NEM noted that PSL § 38 does not include the quarterly evaluation requirement contained in revised UBP Section 5.L.2.

"The HEFPA regulations on budget billing at 16 NYCRR 11.11 provide that 'bills be subject to regular review for conformity with actual billings,' but do not specify a quarterly evaluation requirement. The Order does not discuss why a quarterly evaluation requirement was adopted, nor did the underlying Notice proposing the change," NEM said

"From a practical perspective, both of the new requirements in Section 5.L.2. cannot be performed under utility consolidated billing in a Rate Ready billing environment. In a Rate Ready environment ESCOs communicate the rate, not a billable amount, to the utility. The utility does not provide the ESCO with the usage amount. This fundamentally prohibits ESCOs from providing budget billing in a Rate Ready environment and has necessitated the accommodation of relying on utilities existing budget billing protocols to satisfy ESCO and ESCO customer requests for budget billing. In order to accomplish the changes under Section 5.L.2., the Rate Ready utilities would need to develop and implement something more akin to Bill Ready-type processes in order for ESCOs to provide the budget billing data to the utilities, and the utilities’ systems would need to change to allow ESCOs to control the customers’ budget billing amounts for the supply portion of the bill," NEM said

"Because of the manner in which Rate Ready billing works, there are no EDI transaction sets for Rate Ready billing that would support the quarterly evaluation requirement. There also aren’t any EDI transaction sets with the Rate Ready utilities that would allow ESCOs to 'provide that bills clearly identify consumption and state the amounts that would be due without levelized or budget billing.' The Rate Ready utilities do not have the systems in place to support ESCOs intervention into the budget billing process that would be needed to effectuate these changes," NEM said

"Another practical consideration associated with this change is the need for additional space to communicate the new information on the utility consolidated bill. The space on the utility consolidated bill is limited. It is unclear whether utilities have the space available on the consolidated bill to include this additional information. Even if it can be accommodated on the utility consolidated bill, it is not clear how long it will take for that change to be implemented," NEM said

"Finally, the impact on the payment hierarchy between delivery service and commodity service under Purchase of Receivables with the budget billing modifications should be clarified," NEM said

Infinite Energy, Inc. separately filed a request for rehearing as well.
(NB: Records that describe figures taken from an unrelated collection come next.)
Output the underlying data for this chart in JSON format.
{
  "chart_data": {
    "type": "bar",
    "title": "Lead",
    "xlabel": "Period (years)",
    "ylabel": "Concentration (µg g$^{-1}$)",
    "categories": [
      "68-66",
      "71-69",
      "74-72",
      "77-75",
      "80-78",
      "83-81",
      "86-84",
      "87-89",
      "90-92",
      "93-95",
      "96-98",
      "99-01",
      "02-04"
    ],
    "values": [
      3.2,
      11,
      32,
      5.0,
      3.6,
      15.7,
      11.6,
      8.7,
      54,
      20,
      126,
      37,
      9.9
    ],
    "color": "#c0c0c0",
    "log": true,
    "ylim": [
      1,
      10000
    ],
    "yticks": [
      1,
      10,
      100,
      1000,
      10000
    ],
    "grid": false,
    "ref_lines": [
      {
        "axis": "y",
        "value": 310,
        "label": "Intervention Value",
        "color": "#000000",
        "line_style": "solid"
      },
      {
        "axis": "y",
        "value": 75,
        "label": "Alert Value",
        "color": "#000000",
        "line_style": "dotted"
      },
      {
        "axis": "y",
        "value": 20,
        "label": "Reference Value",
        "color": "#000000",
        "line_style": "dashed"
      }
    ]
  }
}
Among other things, Infinite Energy said in its request for rehearing that, "The New York Public Service Commission ('the Commission') erred in adopting the following two modifications to the Uniform Business Practices: 1) requiring pursuant to UBP §5, Attachment 1.A that third party verification ('TPV') calls should be terminated if the customer asks any questions with respect to the agreement during the process, and 2) simultaneously requiring pursuant to UBP §5, Attachment 1.A (17) that the TPV call shall verify whether the customer participates in the utility’s low-income assistance program. These two modifications are at odds with each other."